John and his wife came to the Middle Fork Salmon from Brooklyn. He was a writer, she was a nurse. While six days of roughish camping and float dry-fly fishing may not have been squarely in their comfort zones, we were comfortable with each other. I think there’s an effect whereby having very little in common can lead to some of the best conversation; kind of an inverse of what you’d expect. Anyway, despite John’s pelagic fishing experience on the Atlantic, neither he nor LuHung had really spent any time with a fly rod. As is usual, the first day was a learning curve of casting and dead-drifting; and for me, getting a feel for just how gung-ho these guys were – in other words, how badly they wanted to catch trout, and how many they expected to catch.

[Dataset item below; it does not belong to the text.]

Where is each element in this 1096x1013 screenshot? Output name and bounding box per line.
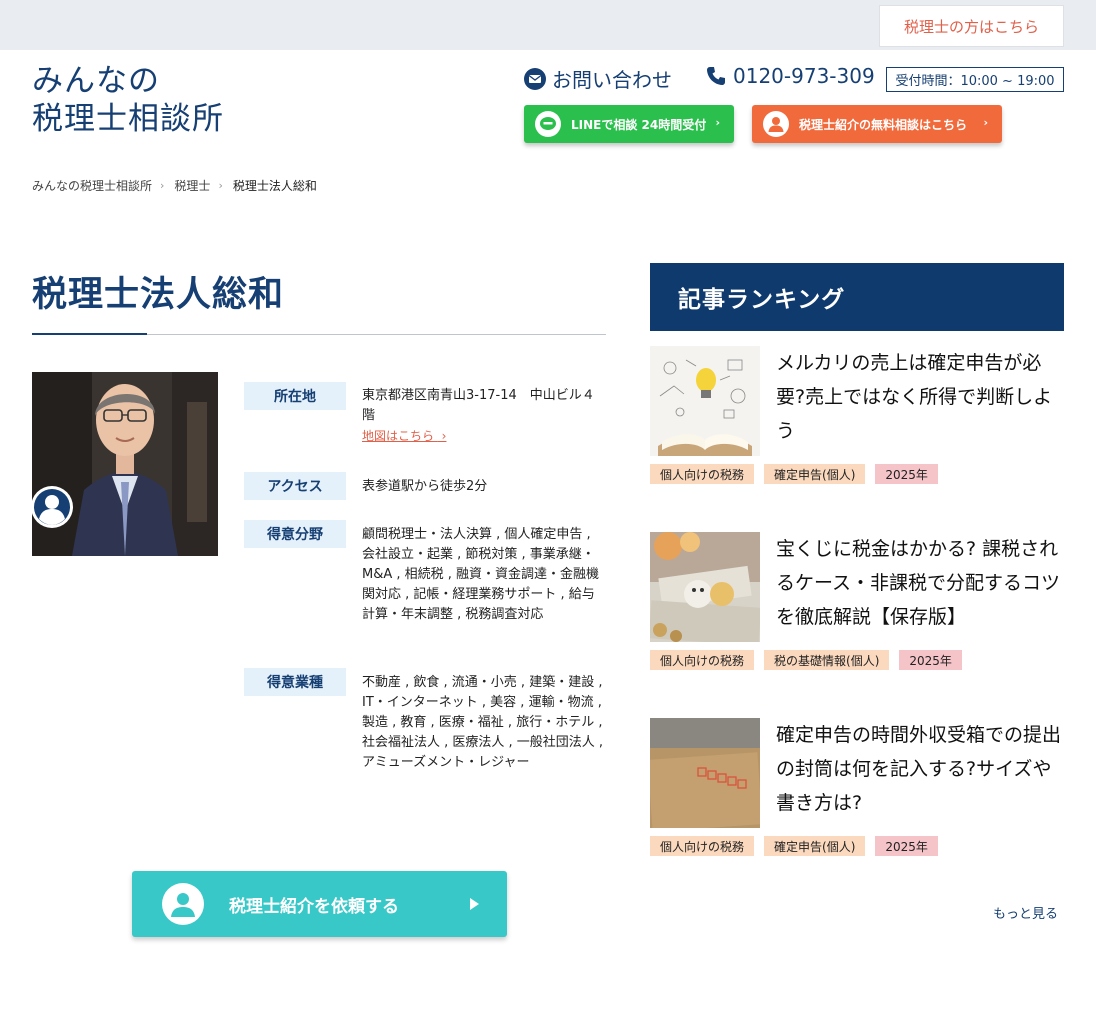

I did my normal dance between instruction and forming a true interpersonal connection, but there was one thing I couldn’t figure out. One spot on the record where the needle kept skipping, if you will. I couldn’t figure out for the life of me if I needed to, or even should, bring up this one thing: Neither of them seemed to be able to hook a trout. Out of the literal dozens that came up to eat their flies, each turned and dove for the depths again. Now, as a guide, this is kind of troubling in a sense – the hooking of a fish is a goal of sorts, a measure of success for most; including the guide. But did they care? Were they trying to hide embarrassment at their seeming inability to stick one, and if I brought it up, it’d introduce the kind of awkward that’d change our dynamic for the duration?
In the end, the guide-y guide side of me came through. I brought it up. I don’t remember how, but I brought it up. John looked back and grinned, and said, “We talked about it before we even got on the boat… we don’t need to hook a fish. We just want to watch ‘em do what they do. These trout are beautiful. They’re like nothing we’ve ever seen back East, and we’d almost rather not drag them around too much.”
Fine with me. Because as it turns out, that attitude meant we could relate to each other. They’d somehow entered into fly fishing with a mentality that normally takes years to develop (it did for me anyway). Quite a few (the horde of brand-name clad, PBR-swilling, fish-counting, big-ego bro’s who seem to be multiplying on every river system in every mountain town) never seem to develop it at all. John and LuHung were folks who, by default, already knew that there was more to life and self-satisfaction than some quantitative kind of fly fishing success: a notion I totally embrace despite identifying with fly fishing as pretty much my over-arching lifestyle.
But it was still somehow really, really hard to watch them not set the hook on all those fish.